Les populations ivoiriennes dans l’attente de la date officielle de la fin du jeûne du Ramadan, s’activent à accueillir l’événement, a constaté APA sur place dans la capitale économique ivoirienne.Au grand marché de Treichville (Sud d’Abidjan),  ce n’est pas la grande affluence du côté des bouchers. Alladji Mohamed regrette cette année le manque d’engouement à son étal. « Le prix du kilogramme ici depuis le début du  Ramadan est à 2700 FCFA contre 1900 F avant », a-t-il confié à APA, soulignant une petite pénurie, sans pouvoir justifier les raisons.

Son voisin, Mathieu, qui commercialise la viande  congelée raconte que le poulet reste le plus  «prisé» actuellement. Selon lui, le poulet de chair est vendu à 2500 FCFA l’unité là où la pondeuse coûte 3000 FCFA. «Les prix n’ont pas varié», rassure-t-il.

Mme Mariame Fofana rencontrée au marché de Treichville, confirme sa préférence pour les poulets car «  la viande de bœuf n’est pas trop accessible  surtout pour une famille nombreuse comme la mienne », juge-t-elle.

Pour pallier au coût élevé de la viande de bœuf, de nombreux ménages s’associent pour l’achat d’un bœuf par plusieurs chefs de familles.

Du côté des condiments, l’oignon   et   l’ail sont fortement présents sur  le  marché et se négocient  à 400 FCFA le kilogramme de l’oignon dit «Hollandais» et à 500 FCFA le kilogramme de l’oignon surnommé Niamey, note Aboubacar   Barry.

Mamadou Garanga se présentant comme un sénégalo –gambien, détenteur d’un magasin dans ce centre commercial regrette également pour  « cette veille de fête, l’absence de clients qui se font désirer ».

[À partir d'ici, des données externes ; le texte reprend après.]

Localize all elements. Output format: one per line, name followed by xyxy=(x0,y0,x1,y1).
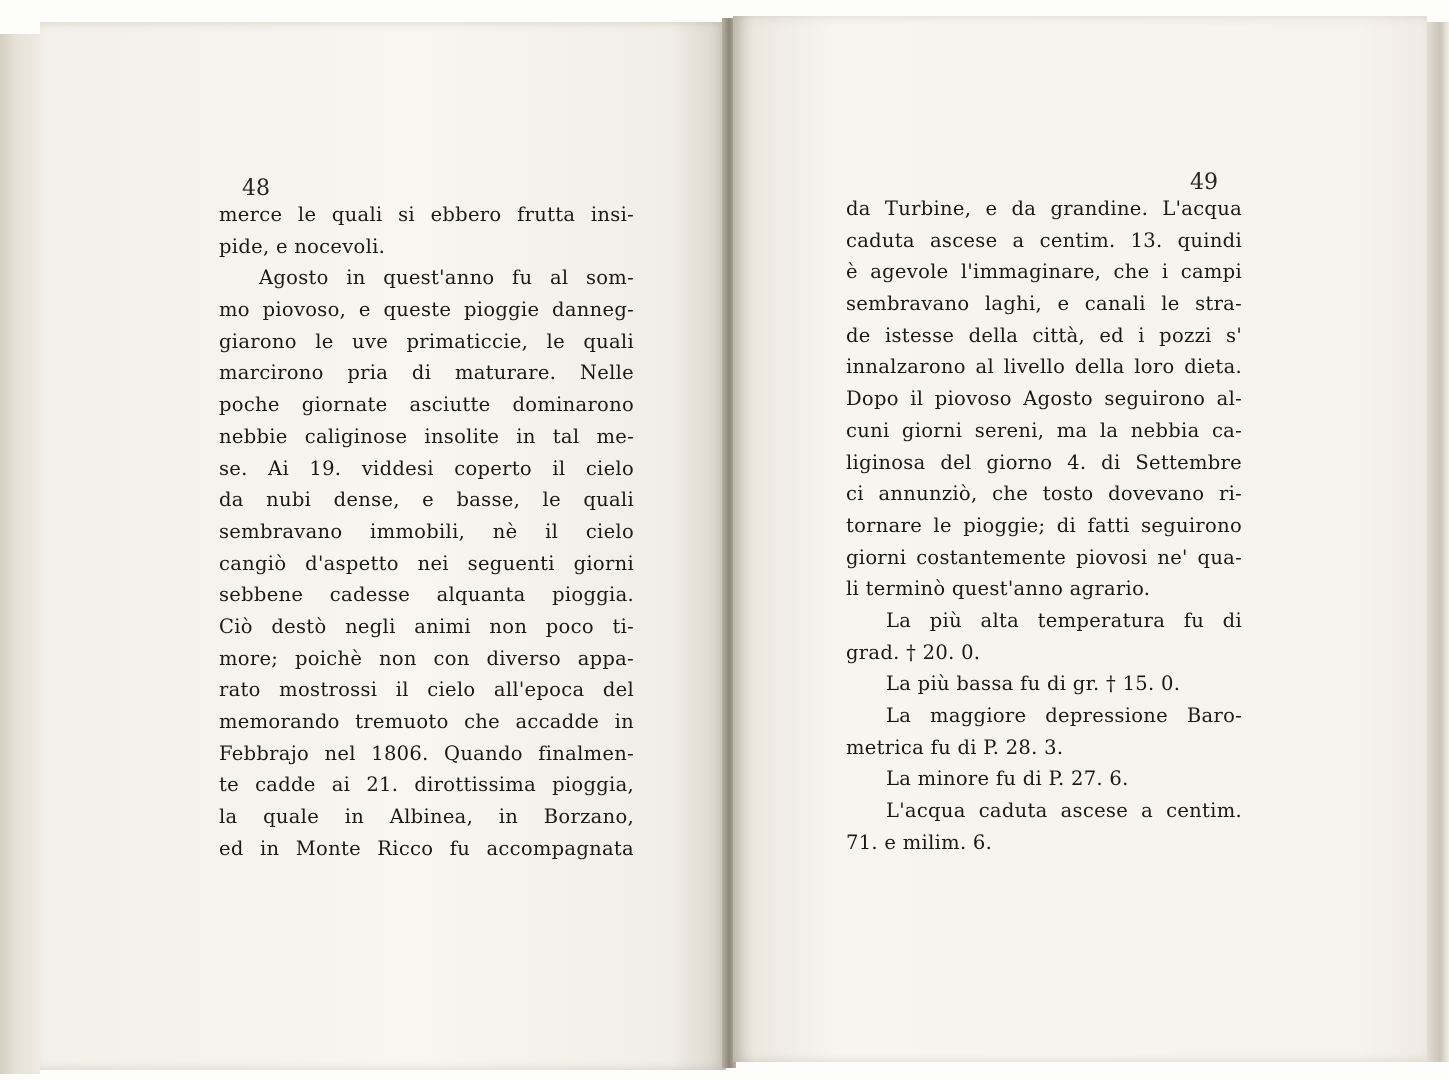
text-line: giorni costantemente piovosi ne' qua- xyxy=(846,545,1242,569)
text-line: sembravano laghi, e canali le stra- xyxy=(846,292,1242,316)
text-line: memorando tremuoto che accadde in xyxy=(219,710,634,733)
text-line: rato mostrossi il cielo all'epoca del xyxy=(219,678,634,702)
book-back-cover-edge xyxy=(0,34,40,1074)
text-line: Dopo il piovoso Agosto seguirono al- xyxy=(846,387,1242,411)
text-line: liginosa del giorno 4. di Settembre xyxy=(846,450,1242,474)
text-line: Febbrajo nel 1806. Quando finalmen- xyxy=(219,741,634,765)
text-line: Agosto in quest'anno fu al som- xyxy=(259,266,634,290)
text-line: metrica fu di P. 28. 3. xyxy=(846,735,1064,759)
text-line: cuni giorni sereni, ma la nebbia ca- xyxy=(846,418,1242,442)
text-line: poche giornate asciutte dominarono xyxy=(219,393,634,417)
book-page-edges xyxy=(1427,22,1449,1062)
text-line: marcirono pria di maturare. Nelle xyxy=(219,361,634,385)
text-line: da nubi dense, e basse, le quali xyxy=(219,488,634,512)
text-line: de istesse della città, ed i pozzi s' xyxy=(846,323,1242,347)
text-line: more; poichè non con diverso appa- xyxy=(219,646,634,670)
text-line: innalzarono al livello della loro dieta. xyxy=(846,355,1242,379)
right-page-number: 49 xyxy=(1190,170,1218,195)
text-line: La più bassa fu di gr. † 15. 0. xyxy=(886,672,1181,696)
text-line: mo piovoso, e queste pioggie danneg- xyxy=(219,298,634,322)
text-line: te cadde ai 21. dirottissima pioggia, xyxy=(219,773,634,797)
text-line: sembravano immobili, nè il cielo xyxy=(219,519,634,543)
text-line: giarono le uve primaticcie, le quali xyxy=(219,329,634,353)
text-line: la quale in Albinea, in Borzano, xyxy=(219,805,634,829)
text-line: La maggiore depressione Baro- xyxy=(886,704,1242,727)
right-page-text xyxy=(846,193,1242,858)
text-line: L'acqua caduta ascese a centim. xyxy=(886,799,1242,823)
left-page-number: 48 xyxy=(242,176,270,201)
text-line: tornare le pioggie; di fatti seguirono xyxy=(846,513,1242,537)
text-line: 71. e milim. 6. xyxy=(846,830,993,854)
text-line: è agevole l'immaginare, che i campi xyxy=(846,260,1242,284)
text-line: Ciò destò negli animi non poco ti- xyxy=(219,614,634,638)
text-line: merce le quali si ebbero frutta insi- xyxy=(219,203,634,226)
text-line: ci annunziò, che tosto dovevano ri- xyxy=(846,482,1242,506)
text-line: ed in Monte Ricco fu accompagnata xyxy=(219,836,634,860)
text-line: La più alta temperatura fu di xyxy=(886,608,1242,632)
text-line: li terminò quest'anno agrario. xyxy=(846,577,1151,601)
text-line: nebbie caliginose insolite in tal me- xyxy=(219,424,634,448)
text-line: da Turbine, e da grandine. L'acqua xyxy=(846,197,1242,220)
text-line: grad. † 20. 0. xyxy=(846,640,981,664)
text-line: La minore fu di P. 27. 6. xyxy=(886,767,1129,791)
text-line: cangiò d'aspetto nei seguenti giorni xyxy=(219,551,634,575)
left-page-text xyxy=(219,199,634,864)
text-line: caduta ascese a centim. 13. quindi xyxy=(846,228,1242,252)
text-line: pide, e nocevoli. xyxy=(219,234,386,258)
text-line: se. Ai 19. viddesi coperto il cielo xyxy=(219,456,634,480)
text-line: sebbene cadesse alquanta pioggia. xyxy=(219,583,634,607)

Entre deux parties de lecture du coran, fortement recommandée chez les musulmans en cette  période, il partage son optimisme. « On s’en remet au bon Dieu. Il est le pourvoyeur » ,  lâche-t-il visiblement agacé par la conversation « sans suite financière ».


Mohamed Koné , styliste-modéliste dans cette commune réputée   en la  matière  se frotte  les mains. « Pas de repos depuis quelques  jours », indique-t-il  à  des  clientes impatientes   face  à  des rendez-vous manqués.

Dans   de nombreuses communes d’Abidjan notamment à Cocody, Abobo et au Plateau, la  circulation est au ralenti à la veille de la fête. Malgré une forte présence de la police nationale appuyée par des auditeurs de l’école nationale de police, le déplacement reste difficile.

Cette  période  est une  aubaine  de flambée  du  transport  urbain  au niveau  par exemple des   mini-cars communément appelés « gbaka » plus empruntés par  les populations pour faire leurs emplettes.

« Le  tronçon  Abobo-Adjamé d’ordinaire à 200 FCFA est  passé à 500 FCFA», regrette Francis  Kouamé qui  rejoignait son  centre d’examen du  BEPC.

L’annonce de la date de la fête de l’Aid el fitr  est attendue ce mercredi soir en fonction de l’observation du  croissant lunaire.